Vous êtes une figure incontournable du monde de l’édition en Ukraine. Aux côtés de Constantin Sigov, vous codirigez Doukh i Litera (ce qui se traduit par « L’Esprit et la lettre »), la principale maison d’édition d’Ukraine dans le domaine des sciences humaines. Votre catalogue évoque une « bibliothèque idéale » de l’intellectuel. Pourriez-vous raconter comment Doukh i Litera est né et ce qui a guidé vos choix de publication ?

La maison d’édition a été créée il y a 32 ans par Constantin Sigov, mon ami de longue date. Après avoir vécu quelques années en France où il avait étudié et enseigné, il était revenu à Kyïv avec l’idée de créer une maison d’édition.
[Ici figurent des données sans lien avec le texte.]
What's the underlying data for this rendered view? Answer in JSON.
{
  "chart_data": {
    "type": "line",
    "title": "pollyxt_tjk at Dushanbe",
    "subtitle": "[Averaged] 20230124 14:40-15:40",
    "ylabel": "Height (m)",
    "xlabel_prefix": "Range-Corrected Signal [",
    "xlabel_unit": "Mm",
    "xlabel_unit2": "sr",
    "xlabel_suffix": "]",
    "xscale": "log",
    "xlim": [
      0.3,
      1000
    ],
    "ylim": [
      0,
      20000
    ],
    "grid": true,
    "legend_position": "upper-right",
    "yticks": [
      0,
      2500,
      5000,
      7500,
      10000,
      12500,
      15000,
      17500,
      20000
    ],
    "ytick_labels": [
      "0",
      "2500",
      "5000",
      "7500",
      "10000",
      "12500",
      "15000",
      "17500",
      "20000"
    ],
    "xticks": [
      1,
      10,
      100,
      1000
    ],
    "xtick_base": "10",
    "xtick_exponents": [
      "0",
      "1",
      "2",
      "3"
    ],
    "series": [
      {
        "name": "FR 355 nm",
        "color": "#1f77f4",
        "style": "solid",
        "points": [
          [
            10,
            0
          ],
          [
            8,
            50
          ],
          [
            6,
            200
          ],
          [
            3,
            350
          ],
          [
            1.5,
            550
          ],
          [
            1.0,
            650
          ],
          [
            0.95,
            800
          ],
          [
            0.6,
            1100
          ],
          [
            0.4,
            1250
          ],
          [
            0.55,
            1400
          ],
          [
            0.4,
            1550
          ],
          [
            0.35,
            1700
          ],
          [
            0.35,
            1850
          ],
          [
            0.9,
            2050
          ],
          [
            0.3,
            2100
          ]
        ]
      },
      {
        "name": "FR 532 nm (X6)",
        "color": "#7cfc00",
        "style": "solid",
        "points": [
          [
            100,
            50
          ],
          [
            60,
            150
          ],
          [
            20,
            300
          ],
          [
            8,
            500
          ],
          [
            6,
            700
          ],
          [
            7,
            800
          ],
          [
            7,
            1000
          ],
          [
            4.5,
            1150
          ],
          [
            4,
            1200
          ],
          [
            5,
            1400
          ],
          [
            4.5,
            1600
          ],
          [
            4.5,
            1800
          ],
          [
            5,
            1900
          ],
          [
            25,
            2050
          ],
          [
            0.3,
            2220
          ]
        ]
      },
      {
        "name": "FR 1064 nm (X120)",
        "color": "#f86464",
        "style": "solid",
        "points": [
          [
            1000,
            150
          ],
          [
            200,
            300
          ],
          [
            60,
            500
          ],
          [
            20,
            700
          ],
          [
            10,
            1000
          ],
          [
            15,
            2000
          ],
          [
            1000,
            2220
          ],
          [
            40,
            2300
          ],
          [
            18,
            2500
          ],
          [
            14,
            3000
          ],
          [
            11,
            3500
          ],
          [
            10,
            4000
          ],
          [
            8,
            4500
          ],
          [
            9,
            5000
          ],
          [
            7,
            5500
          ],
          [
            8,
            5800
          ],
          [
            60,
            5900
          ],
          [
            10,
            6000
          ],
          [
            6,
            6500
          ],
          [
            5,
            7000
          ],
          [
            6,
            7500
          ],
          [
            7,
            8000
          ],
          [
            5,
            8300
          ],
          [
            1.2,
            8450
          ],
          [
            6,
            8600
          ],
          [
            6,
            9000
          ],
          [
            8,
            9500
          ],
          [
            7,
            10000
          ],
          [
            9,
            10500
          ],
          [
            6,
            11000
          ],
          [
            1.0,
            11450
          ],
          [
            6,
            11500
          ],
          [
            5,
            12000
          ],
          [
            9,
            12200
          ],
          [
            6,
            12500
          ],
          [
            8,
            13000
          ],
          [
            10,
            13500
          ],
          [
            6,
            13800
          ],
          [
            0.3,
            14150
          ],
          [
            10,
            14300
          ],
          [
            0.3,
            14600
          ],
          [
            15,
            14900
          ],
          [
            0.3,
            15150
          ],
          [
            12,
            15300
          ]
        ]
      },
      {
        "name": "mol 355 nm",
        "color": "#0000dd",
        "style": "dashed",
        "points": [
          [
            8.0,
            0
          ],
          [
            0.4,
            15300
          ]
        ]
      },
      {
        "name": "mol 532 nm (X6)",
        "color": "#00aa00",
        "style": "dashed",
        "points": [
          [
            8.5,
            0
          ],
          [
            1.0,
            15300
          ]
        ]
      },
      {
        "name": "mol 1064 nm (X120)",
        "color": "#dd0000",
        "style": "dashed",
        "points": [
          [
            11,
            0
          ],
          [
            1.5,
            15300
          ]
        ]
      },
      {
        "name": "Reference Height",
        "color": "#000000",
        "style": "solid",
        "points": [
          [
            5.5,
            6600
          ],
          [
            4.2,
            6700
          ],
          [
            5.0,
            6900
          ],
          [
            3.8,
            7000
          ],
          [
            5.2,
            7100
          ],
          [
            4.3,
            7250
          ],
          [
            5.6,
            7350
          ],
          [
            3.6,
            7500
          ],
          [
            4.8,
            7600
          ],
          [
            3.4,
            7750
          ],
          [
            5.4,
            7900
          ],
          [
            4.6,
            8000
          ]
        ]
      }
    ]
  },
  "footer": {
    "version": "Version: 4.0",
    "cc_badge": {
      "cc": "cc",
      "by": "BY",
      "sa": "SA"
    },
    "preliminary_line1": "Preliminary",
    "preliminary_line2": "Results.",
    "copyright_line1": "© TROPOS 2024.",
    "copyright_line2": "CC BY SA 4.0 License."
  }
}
Au début, il s’agissait d’un laboratoire franco-ukrainien à l’Académie Mohyla de Kyïv1. C’était l’époque où l’on voyait émerger en Ukraine toutes sortes de structures issues de la société civile. De mon côté, j’étais occupé à créer un centre d’études juives, ce qui n’était pas une mince affaire : les gens qui connaissaient l’hébreu ou le yiddish étaient tous déjà morts ou avaient émigré, il n’y avait aucun enseignant… Constantin m’a proposé de collaborer avec lui pour développer son centre et publier des livres. Après quelques hésitations, j’ai fini par accepter. Petit à petit, j’ai commencé à m’occuper des questions éditoriales.

Au début, c’est Constantin qui fixait le cap éditorial. Nous éditions de petites brochures. Il n’y avait pas encore de traducteurs qualifiés. J’aurais honte maintenant de vous montrer ces livres du début. C’était extrêmement modeste par rapport à ce que nous faisons maintenant.

Progressivement, j’ai commencé à chercher ma propre voie, en publiant des livres sur l’histoire et la culture juives. À cette époque, notre maison d’édition éditait une dizaine de livres par an, alors qu’aujourd’hui, nous en publions entre 50 et 60. Avec le temps, le Centre Judaïca que j’avais créé est devenu un centre universitaire au sein de l’Académie Mohyla. Nous avons plusieurs dizaines de collaborateurs. Les ouvrages sur le monde juif représentent un tiers des publications du centre, les deux autres tiers sont des livres relevant des Humanités en général, des livres « libéraux et démocratiques ».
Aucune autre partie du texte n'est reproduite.